Set up train/validation/test splits and initialise data loaders.

Performs a random split of the dataset (if not already split) and calls set_phase() to create the initial data loaders.

Parameters:: stage (str, optional) – Lightning stage identifier ("fit", "test", etc.). Not used internally; present for API compatibility.

train_dataloader() → torch_geometric.loader.DataLoader¶

Get the training DataLoader

Returns a DataLoader for the training dataset. When a separate regressor dataset has been added via add_regressor_data(), a CombinedLoader is returned so that each training step receives both a regular batch (key "main") and a regressor-only batch (key "regressor").

Return type:: DataLoader or CombinedLoader

val_dataloader() → torch_geometric.loader.DataLoader¶

Get the validation DataLoader

Returns a DataLoader for the validation dataset

Return type:: DataLoader

test_dataloader() → torch_geometric.loader.DataLoader¶

Get the test DataLoader

Returns a DataLoader for the test dataset

Return type:: DataLoader

set_phase(phase: int) → None¶

Switch the dataset to the given training phase.

Applies the phase-specific transforms to the dataset splits and re-creates the data loaders with the augmented data.

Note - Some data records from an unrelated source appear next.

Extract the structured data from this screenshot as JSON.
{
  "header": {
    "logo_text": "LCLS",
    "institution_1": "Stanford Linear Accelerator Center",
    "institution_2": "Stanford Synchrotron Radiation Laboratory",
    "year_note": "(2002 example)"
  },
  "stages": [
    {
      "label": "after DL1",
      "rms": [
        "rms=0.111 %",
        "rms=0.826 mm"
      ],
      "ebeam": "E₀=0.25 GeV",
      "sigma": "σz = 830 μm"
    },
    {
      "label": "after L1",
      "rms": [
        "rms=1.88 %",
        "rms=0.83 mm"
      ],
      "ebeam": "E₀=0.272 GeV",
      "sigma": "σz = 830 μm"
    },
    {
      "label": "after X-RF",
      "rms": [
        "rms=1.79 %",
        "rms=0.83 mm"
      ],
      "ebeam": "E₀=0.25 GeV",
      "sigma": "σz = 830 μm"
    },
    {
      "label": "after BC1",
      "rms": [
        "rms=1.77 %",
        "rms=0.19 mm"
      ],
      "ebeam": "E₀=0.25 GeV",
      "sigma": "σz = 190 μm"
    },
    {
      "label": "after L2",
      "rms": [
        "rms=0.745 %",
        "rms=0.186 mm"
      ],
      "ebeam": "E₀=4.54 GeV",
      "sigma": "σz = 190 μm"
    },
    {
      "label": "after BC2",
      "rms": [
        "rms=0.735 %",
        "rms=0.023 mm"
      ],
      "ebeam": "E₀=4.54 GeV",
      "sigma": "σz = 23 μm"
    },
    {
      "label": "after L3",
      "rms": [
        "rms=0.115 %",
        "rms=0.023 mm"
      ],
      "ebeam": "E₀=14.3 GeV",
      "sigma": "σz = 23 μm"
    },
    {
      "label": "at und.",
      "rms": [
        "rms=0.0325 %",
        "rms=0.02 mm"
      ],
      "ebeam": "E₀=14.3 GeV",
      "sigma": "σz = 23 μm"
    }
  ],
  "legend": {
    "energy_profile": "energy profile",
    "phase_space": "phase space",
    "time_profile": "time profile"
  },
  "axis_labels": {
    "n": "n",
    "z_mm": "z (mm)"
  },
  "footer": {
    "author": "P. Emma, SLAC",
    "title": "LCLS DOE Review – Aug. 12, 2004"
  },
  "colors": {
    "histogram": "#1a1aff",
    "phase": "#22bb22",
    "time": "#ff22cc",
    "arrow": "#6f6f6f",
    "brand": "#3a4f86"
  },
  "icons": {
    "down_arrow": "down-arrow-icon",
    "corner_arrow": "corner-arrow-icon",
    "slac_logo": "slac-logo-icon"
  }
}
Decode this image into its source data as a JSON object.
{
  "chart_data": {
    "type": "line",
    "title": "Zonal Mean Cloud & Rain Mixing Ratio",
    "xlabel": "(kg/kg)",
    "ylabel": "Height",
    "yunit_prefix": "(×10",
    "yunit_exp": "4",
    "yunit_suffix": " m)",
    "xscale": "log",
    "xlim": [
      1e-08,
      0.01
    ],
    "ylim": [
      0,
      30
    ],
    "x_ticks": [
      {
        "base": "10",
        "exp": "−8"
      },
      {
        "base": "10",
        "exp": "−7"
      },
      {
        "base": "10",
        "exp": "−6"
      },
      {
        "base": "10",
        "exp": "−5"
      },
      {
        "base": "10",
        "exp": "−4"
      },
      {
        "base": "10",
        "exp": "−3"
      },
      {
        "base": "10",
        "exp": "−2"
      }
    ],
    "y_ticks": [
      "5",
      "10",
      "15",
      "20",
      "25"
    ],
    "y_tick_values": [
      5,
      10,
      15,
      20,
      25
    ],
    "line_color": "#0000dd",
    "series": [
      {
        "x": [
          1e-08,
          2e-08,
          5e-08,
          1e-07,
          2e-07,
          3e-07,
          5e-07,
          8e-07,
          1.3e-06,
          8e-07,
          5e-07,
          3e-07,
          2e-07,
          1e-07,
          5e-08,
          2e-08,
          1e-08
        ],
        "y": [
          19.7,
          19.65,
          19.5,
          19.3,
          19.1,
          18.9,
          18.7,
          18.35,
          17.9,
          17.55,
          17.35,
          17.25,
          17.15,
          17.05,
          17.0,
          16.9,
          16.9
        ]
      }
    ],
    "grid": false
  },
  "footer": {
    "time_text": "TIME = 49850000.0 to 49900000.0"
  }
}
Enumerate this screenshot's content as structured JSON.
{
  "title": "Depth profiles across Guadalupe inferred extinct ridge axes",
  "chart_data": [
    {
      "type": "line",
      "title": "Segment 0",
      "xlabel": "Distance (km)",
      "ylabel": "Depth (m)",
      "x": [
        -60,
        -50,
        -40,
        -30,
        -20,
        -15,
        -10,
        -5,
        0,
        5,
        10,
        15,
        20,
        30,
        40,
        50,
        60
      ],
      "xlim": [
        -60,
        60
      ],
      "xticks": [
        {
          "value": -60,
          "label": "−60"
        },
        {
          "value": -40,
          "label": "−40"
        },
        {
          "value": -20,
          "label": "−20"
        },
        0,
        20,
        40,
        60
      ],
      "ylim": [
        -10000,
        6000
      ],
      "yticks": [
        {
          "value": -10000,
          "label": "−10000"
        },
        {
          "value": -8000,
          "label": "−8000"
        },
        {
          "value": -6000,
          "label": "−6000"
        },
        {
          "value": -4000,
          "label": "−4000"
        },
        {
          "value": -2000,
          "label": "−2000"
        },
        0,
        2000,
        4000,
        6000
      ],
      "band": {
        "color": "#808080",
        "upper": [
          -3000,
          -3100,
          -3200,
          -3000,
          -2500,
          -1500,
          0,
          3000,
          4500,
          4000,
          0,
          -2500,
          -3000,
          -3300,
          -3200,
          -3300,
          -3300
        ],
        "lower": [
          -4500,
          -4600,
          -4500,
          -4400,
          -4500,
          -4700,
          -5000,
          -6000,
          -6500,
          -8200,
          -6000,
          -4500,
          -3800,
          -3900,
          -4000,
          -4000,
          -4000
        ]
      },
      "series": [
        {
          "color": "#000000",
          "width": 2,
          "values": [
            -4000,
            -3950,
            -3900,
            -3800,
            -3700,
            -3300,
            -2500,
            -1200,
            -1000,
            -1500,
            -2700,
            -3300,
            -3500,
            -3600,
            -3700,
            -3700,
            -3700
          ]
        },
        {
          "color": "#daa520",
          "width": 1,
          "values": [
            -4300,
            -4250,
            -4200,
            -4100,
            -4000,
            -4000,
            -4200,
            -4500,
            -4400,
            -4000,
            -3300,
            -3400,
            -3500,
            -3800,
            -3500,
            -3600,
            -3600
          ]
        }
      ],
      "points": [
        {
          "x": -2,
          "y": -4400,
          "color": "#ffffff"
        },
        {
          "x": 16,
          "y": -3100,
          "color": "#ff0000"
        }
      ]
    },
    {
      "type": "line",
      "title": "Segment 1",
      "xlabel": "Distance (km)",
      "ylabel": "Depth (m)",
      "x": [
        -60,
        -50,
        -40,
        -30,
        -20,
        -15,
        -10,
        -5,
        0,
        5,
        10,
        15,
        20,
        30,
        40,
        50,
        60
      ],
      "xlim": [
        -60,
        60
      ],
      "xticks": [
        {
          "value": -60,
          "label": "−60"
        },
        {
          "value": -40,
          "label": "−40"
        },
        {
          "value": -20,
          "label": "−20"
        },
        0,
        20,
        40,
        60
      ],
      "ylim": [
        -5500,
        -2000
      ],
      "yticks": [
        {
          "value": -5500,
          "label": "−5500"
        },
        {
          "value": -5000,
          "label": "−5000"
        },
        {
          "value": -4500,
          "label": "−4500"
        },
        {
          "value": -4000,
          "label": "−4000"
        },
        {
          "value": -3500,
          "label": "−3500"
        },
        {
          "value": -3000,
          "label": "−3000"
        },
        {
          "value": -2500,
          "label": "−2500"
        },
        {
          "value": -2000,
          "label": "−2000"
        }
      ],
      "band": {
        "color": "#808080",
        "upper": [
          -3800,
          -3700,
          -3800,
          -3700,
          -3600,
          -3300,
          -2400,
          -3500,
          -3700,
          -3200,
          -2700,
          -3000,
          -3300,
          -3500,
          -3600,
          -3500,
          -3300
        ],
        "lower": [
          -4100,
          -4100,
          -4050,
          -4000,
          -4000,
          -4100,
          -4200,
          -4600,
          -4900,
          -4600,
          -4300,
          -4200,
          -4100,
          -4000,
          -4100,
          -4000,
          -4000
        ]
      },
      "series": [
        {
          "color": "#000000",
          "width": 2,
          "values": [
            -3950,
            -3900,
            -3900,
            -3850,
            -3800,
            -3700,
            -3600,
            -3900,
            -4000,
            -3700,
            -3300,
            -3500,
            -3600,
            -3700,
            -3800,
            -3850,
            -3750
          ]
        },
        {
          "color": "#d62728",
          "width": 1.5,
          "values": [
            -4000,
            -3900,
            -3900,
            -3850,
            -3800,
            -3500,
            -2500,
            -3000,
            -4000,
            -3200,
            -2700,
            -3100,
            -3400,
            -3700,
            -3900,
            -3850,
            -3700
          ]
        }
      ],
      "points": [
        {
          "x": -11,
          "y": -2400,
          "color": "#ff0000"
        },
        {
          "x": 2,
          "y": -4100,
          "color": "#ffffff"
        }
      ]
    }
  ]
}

Parameters:: phase (int) – Zero-based phase index. Phase 0 uses the original data; subsequent phases append transformed copies according to phase_transforms[phase].

_check_confinement(dataset: List[agedi.data.atoms_graph.AtomsGraph], confinement: Tuple[float, float]) → None¶

Check that all unmasked atoms in dataset lie within confinement.

Parameters:

dataset (List[AtomsGraph]) – The list of graphs to validate.
confinement (Tuple[float, float]) – The (z_min, z_max) confinement bounds.

Raises:

ValueError – If any unmasked atom has a Z position outside the confinement. The error message includes a suggested confinement that covers all unmasked atoms.

_has_energy_forces(atoms)¶

Check if the given ASE Atoms object has energy and forces information available. This method checks if a calculator is attached to the Atoms object and if it contains the ‘energy’ and ‘forces’ properties in its results. It avoids a calculation if there is a calculator, but it has not yet been used.

Parameters:: atoms (Atoms) – The ASE Atoms object to check for energy and forces information.
Returns:: A tuple indicating whether energy and forces information is available, respectively.
Return type:: Tuple[bool, bool]